“We don’t want to talk; our time is out.”

“Don’t you mean to run the trip this afternoon?” demanded the colonel, whose face suddenly flushed, as he saw the trick of his employees.

“No, sir! We do not,” replied the captain, a gleam of satisfaction on his face, as he realized that he was punishing the great man.

“Don’t say a word, father. Let them go,” whispered Waddie.

“You will find that we are not slaves,” added the captain.

Colonel Wimpleton looked at his watch. It wanted only half an hour of the advertised time to start the boat for Ucayga. He looked at Waddie, looked at me, and then at the two men, who doubtless expected, by the means they had chosen, to bring him down from “the high horse.” I watched the great man with intense interest; and perhaps I was as much excited as any person in the room.

CHAPTER XII.
CAPTAIN WOLF PENNIMAN.

My impression now is that neither the captain nor the engineer really intended to throw up his situation. While I could not, and did not, blame them for refusing to submit to the savage abuse of Colonel Wimpleton, I did not think it was quite fair to spring this trap upon their employer within thirty minutes of the time the boat was to start. But the colonel was not altogether unreasonable in his complaints. The men did not use every exertion to be on time. There was fault on both sides.
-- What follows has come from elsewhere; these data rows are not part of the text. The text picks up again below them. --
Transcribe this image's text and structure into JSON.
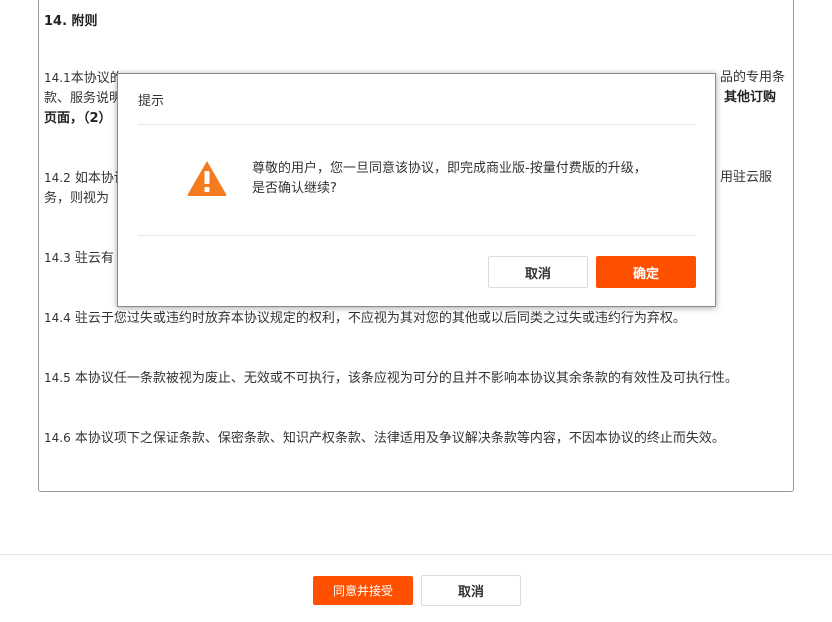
{
  "document": {
    "section_title": "14. 附则",
    "clauses": [
      {
        "num": "14.1",
        "text_a": "本协议的",
        "text_b": "品的专用条",
        "line2_a": "款、服务说明",
        "line2_b": "其他订购",
        "line3_a": "页面，（2）"
      },
      {
        "num": "14.2",
        "text_a": "如本协议",
        "text_b": "用驻云服",
        "line2_a": "务，则视为"
      },
      {
        "num": "14.3",
        "text_a": "驻云有"
      },
      {
        "num": "14.4",
        "text": "驻云于您过失或违约时放弃本协议规定的权利，不应视为其对您的其他或以后同类之过失或违约行为弃权。"
      },
      {
        "num": "14.5",
        "text": "本协议任一条款被视为废止、无效或不可执行，该条应视为可分的且并不影响本协议其余条款的有效性及可执行性。"
      },
      {
        "num": "14.6",
        "text": "本协议项下之保证条款、保密条款、知识产权条款、法律适用及争议解决条款等内容，不因本协议的终止而失效。"
      }
    ]
  },
  "footer": {
    "agree_label": "同意并接受",
    "cancel_label": "取消"
  },
  "modal": {
    "title": "提示",
    "message": "尊敬的用户，您一旦同意该协议，即完成商业版-按量付费版的升级，是否确认继续?",
    "icon": "warning-icon",
    "cancel_label": "取消",
    "confirm_label": "确定"
  },
  "colors": {
    "accent": "#ff5000",
    "warning": "#f47b20"
  }
}
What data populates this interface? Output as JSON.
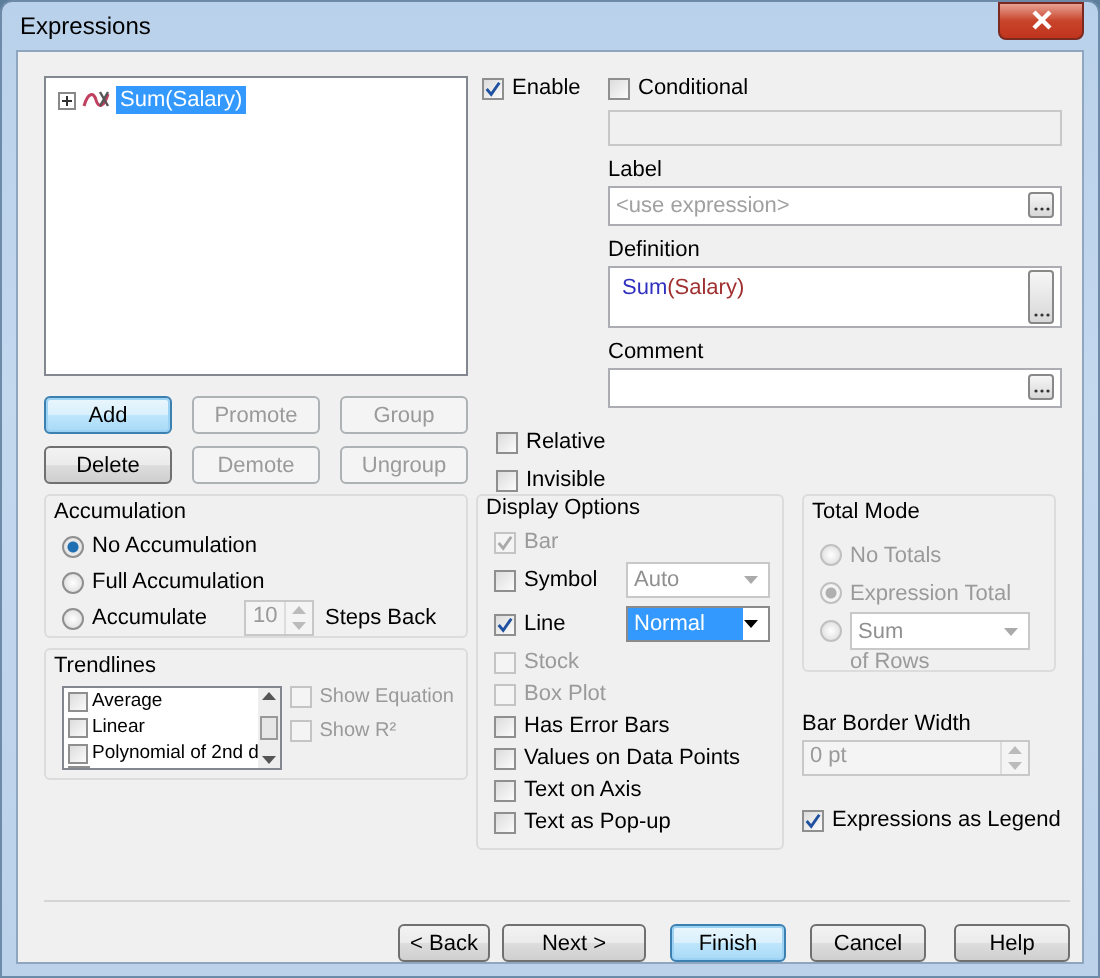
{
  "window": {
    "title": "Expressions"
  },
  "tree": [
    {
      "label": "Sum(Salary)",
      "selected": true,
      "expanded": false
    }
  ],
  "list_buttons": [
    {
      "label": "Add",
      "disabled": false,
      "focused": true
    },
    {
      "label": "Promote",
      "disabled": true,
      "focused": false
    },
    {
      "label": "Group",
      "disabled": true,
      "focused": false
    },
    {
      "label": "Delete",
      "disabled": false,
      "focused": false
    },
    {
      "label": "Demote",
      "disabled": true,
      "focused": false
    },
    {
      "label": "Ungroup",
      "disabled": true,
      "focused": false
    }
  ],
  "enable": {
    "label": "Enable",
    "checked": true
  },
  "conditional": {
    "label": "Conditional",
    "checked": false
  },
  "label_field": {
    "label": "Label",
    "placeholder": "<use expression>"
  },
  "definition": {
    "label": "Definition",
    "parts": [
      {
        "text": "Sum",
        "color": "#3030c0"
      },
      {
        "text": "(Salary)",
        "color": "#a03030"
      }
    ]
  },
  "comment": {
    "label": "Comment"
  },
  "flags": [
    {
      "label": "Relative",
      "checked": false
    },
    {
      "label": "Invisible",
      "checked": false
    }
  ],
  "accumulation": {
    "title": "Accumulation",
    "options": [
      {
        "label": "No Accumulation",
        "selected": true
      },
      {
        "label": "Full Accumulation",
        "selected": false
      },
      {
        "label": "Accumulate",
        "selected": false
      }
    ],
    "steps_value": "10",
    "steps_label": "Steps Back"
  },
  "trendlines": {
    "title": "Trendlines",
    "items": [
      {
        "label": "Average",
        "checked": false
      },
      {
        "label": "Linear",
        "checked": false
      },
      {
        "label": "Polynomial of 2nd d",
        "checked": false
      }
    ],
    "options": [
      {
        "label": "Show Equation",
        "checked": false,
        "disabled": true
      },
      {
        "label": "Show R²",
        "checked": false,
        "disabled": true
      }
    ]
  },
  "display_options": {
    "title": "Display Options",
    "items": [
      {
        "label": "Bar",
        "checked": true,
        "disabled": true
      },
      {
        "label": "Symbol",
        "checked": false,
        "disabled": false,
        "dropdown": {
          "value": "Auto",
          "disabled": true
        }
      },
      {
        "label": "Line",
        "checked": true,
        "disabled": false,
        "dropdown": {
          "value": "Normal",
          "disabled": false
        }
      },
      {
        "label": "Stock",
        "checked": false,
        "disabled": true
      },
      {
        "label": "Box Plot",
        "checked": false,
        "disabled": true
      },
      {
        "label": "Has Error Bars",
        "checked": false,
        "disabled": false
      },
      {
        "label": "Values on Data Points",
        "checked": false,
        "disabled": false
      },
      {
        "label": "Text on Axis",
        "checked": false,
        "disabled": false
      },
      {
        "label": "Text as Pop-up",
        "checked": false,
        "disabled": false
      }
    ]
  },
  "total_mode": {
    "title": "Total Mode",
    "disabled": true,
    "options": [
      {
        "kind": "text",
        "label": "No Totals",
        "selected": false
      },
      {
        "kind": "text",
        "label": "Expression Total",
        "selected": true
      },
      {
        "kind": "dropdown",
        "value": "Sum",
        "selected": false
      }
    ],
    "suffix": "of Rows"
  },
  "bar_border_width": {
    "label": "Bar Border Width",
    "value": "0 pt",
    "disabled": true
  },
  "expressions_as_legend": {
    "label": "Expressions as Legend",
    "checked": true
  },
  "footer_buttons": [
    {
      "label": "< Back",
      "focused": false
    },
    {
      "label": "Next >",
      "focused": false
    },
    {
      "label": "Finish",
      "focused": true
    },
    {
      "label": "Cancel",
      "focused": false
    },
    {
      "label": "Help",
      "focused": false
    }
  ]
}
The captain had been instructed not to lose his connection, even if he always went without the up-lake passengers. On this day, as I learned, he had failed to connect, though he had not waited for the Hitaca boat. Passengers were dissatisfied, and the new steamer was rapidly losing the favor of the traveling public.

Colonel Wimpleton, as he stood before the fire in his library, realized that these men were trying to punish him. The whispered words of Waddie evidently made their impression upon him. He curbed his wrath and was silent for a moment.